While additional research is needed to understand how individual factors interact, and which are most determinate of poor health outcomes, the available evidence indicates that the complexity of risk in this group will likely require more than peer educator programming alone. There is an urgent need to develop targeted interventions in this population, both to reduce behavioural risk as well as to increase protective factors, particularly effective engagement and retention in health services. Given the abjectly negative social climate towards sex workers in Vietnam, such programming should include specific and substantial emphasis on improving stigma management and health-seeking skills. Achieving higher rates of engagement and retention in health services may be expected to contribute to early detection and treatment of STIs and also to contribute to more timely and effective engagement in the continuum of care required to effectively manage HIV. This would confer substantive individual level benefit and may confer substantial community-level benefits as well, including reductions in secondary STI/HIV transmission across the broad array of sexual partnering networks.

Acknowledgments

First and foremost, we would like to thank the many young men who participated in the study.
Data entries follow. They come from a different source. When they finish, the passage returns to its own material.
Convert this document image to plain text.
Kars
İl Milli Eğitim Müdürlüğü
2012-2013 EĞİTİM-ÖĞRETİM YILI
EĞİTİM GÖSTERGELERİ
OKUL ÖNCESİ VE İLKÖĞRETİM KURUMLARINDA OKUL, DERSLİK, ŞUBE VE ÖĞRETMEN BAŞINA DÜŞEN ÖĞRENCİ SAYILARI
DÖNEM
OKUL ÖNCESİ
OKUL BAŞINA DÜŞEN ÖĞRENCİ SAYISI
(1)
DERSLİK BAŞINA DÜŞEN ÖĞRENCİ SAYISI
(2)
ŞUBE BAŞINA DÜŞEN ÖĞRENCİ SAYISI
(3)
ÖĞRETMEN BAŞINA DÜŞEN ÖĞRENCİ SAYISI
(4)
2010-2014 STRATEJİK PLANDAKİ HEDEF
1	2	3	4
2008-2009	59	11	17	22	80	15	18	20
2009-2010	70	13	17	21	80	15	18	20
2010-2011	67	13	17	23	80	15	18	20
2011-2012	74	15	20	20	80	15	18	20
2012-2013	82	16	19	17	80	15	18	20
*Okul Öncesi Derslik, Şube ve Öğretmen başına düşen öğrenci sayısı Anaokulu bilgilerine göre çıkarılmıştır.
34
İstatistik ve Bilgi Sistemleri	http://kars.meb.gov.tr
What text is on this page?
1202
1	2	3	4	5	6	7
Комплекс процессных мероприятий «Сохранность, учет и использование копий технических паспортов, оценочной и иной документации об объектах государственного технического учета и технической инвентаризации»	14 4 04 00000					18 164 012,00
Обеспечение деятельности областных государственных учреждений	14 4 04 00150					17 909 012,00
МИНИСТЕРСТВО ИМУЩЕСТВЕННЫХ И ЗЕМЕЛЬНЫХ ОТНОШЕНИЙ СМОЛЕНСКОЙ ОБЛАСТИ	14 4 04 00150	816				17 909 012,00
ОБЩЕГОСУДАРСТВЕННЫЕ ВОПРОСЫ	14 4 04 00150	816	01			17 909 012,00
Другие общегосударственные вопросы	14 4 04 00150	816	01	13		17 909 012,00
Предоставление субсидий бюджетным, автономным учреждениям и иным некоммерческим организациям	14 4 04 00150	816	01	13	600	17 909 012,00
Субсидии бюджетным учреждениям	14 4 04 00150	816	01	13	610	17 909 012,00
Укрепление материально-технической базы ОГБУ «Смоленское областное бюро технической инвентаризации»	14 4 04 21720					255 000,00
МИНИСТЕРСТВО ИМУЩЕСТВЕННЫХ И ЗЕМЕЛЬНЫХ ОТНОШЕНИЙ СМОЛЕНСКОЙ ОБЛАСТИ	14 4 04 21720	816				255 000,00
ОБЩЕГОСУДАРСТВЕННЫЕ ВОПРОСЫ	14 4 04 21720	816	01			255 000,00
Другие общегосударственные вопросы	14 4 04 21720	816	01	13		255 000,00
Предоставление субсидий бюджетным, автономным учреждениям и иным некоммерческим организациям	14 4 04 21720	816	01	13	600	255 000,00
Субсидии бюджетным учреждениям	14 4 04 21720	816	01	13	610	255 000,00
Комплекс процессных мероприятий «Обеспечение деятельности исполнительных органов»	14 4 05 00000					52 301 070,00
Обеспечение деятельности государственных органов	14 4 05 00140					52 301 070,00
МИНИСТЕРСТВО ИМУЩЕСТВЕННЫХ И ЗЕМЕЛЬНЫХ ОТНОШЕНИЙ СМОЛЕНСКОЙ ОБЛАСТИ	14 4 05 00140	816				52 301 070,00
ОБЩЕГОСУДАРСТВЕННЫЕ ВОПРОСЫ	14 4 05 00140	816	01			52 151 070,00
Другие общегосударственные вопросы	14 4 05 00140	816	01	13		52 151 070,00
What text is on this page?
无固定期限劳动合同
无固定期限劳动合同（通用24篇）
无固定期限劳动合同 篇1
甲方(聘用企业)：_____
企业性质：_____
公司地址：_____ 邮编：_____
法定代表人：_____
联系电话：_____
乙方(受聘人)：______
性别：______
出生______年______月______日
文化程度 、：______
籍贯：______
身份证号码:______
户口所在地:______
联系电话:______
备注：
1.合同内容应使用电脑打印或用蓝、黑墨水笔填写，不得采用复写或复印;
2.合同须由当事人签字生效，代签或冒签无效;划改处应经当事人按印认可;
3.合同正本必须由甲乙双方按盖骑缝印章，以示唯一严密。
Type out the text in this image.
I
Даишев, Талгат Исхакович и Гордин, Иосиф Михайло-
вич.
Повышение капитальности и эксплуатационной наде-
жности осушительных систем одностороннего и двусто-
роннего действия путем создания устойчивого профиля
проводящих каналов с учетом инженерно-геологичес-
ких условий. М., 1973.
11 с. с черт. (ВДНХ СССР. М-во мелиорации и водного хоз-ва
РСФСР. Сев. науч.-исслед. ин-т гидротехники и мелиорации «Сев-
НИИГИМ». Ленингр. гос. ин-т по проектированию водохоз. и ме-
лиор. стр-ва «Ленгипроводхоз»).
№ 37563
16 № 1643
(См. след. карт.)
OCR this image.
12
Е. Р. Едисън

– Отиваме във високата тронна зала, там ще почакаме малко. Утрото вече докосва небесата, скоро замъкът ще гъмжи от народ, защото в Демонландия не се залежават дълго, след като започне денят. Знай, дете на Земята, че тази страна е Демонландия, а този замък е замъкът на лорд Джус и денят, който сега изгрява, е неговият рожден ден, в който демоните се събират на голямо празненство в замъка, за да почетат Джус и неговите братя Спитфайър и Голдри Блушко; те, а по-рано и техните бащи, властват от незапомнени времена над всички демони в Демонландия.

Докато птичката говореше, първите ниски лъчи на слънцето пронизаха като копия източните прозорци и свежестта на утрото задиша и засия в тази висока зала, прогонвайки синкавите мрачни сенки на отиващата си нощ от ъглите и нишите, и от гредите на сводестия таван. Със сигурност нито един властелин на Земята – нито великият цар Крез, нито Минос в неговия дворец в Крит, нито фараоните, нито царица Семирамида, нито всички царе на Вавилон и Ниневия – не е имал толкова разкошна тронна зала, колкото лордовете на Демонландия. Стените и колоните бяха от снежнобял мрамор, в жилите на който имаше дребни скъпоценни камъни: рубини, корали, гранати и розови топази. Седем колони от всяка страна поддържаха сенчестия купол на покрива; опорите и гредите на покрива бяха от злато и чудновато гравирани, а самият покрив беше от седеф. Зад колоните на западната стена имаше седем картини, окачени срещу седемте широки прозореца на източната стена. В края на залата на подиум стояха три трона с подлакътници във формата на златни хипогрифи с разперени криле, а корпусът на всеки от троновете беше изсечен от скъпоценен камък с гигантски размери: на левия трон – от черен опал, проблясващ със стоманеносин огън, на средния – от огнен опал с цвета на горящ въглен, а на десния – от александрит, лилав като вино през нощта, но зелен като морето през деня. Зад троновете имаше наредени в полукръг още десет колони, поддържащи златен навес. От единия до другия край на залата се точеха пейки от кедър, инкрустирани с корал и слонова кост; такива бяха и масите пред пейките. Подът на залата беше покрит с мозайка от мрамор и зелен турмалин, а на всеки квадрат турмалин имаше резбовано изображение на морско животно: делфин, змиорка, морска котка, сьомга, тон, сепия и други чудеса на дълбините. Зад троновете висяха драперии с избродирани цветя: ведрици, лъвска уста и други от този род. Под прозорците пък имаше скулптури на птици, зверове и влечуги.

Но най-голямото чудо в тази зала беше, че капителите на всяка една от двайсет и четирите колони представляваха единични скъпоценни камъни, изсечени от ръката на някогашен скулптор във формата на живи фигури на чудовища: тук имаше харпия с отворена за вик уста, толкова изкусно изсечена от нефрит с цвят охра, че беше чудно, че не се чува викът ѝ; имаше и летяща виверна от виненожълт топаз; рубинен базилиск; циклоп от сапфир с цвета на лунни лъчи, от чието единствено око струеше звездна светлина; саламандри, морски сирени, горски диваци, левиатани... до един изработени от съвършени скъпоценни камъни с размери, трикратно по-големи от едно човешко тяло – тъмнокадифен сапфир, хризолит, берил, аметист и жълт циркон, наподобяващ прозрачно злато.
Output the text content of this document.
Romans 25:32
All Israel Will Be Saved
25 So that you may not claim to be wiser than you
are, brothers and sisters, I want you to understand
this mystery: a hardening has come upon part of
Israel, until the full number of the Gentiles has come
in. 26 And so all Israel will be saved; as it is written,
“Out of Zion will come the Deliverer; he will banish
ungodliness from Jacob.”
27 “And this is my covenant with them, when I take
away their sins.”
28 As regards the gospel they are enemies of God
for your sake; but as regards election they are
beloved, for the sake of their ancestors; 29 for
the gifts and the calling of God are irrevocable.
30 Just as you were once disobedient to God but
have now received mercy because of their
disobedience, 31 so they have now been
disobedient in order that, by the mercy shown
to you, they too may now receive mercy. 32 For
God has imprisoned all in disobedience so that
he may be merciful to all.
This research was supported by the Grant DA022170 (Diffusion of HIV-1 among Drug Using Men in SE Asia) from the USA National Institute on Drug Abuse, USA National Institutes of Health. Data collection was conducted by our collaborating research team in the Department of Epidemiology at Hanoi Medical University. Additionally, we would like to thank the Hanoi Provincial AIDS Center, Ho Chi Minh City's Office of Committee for AIDS Prevention and Control and Khanh Hoa's Center for Health Education and Communication. Professor Nguyen Tran Hien, MD, PhD provided valuable guidance and support in the planning and implementation of the study.

Footnotes

Conflicts of interest: None declared.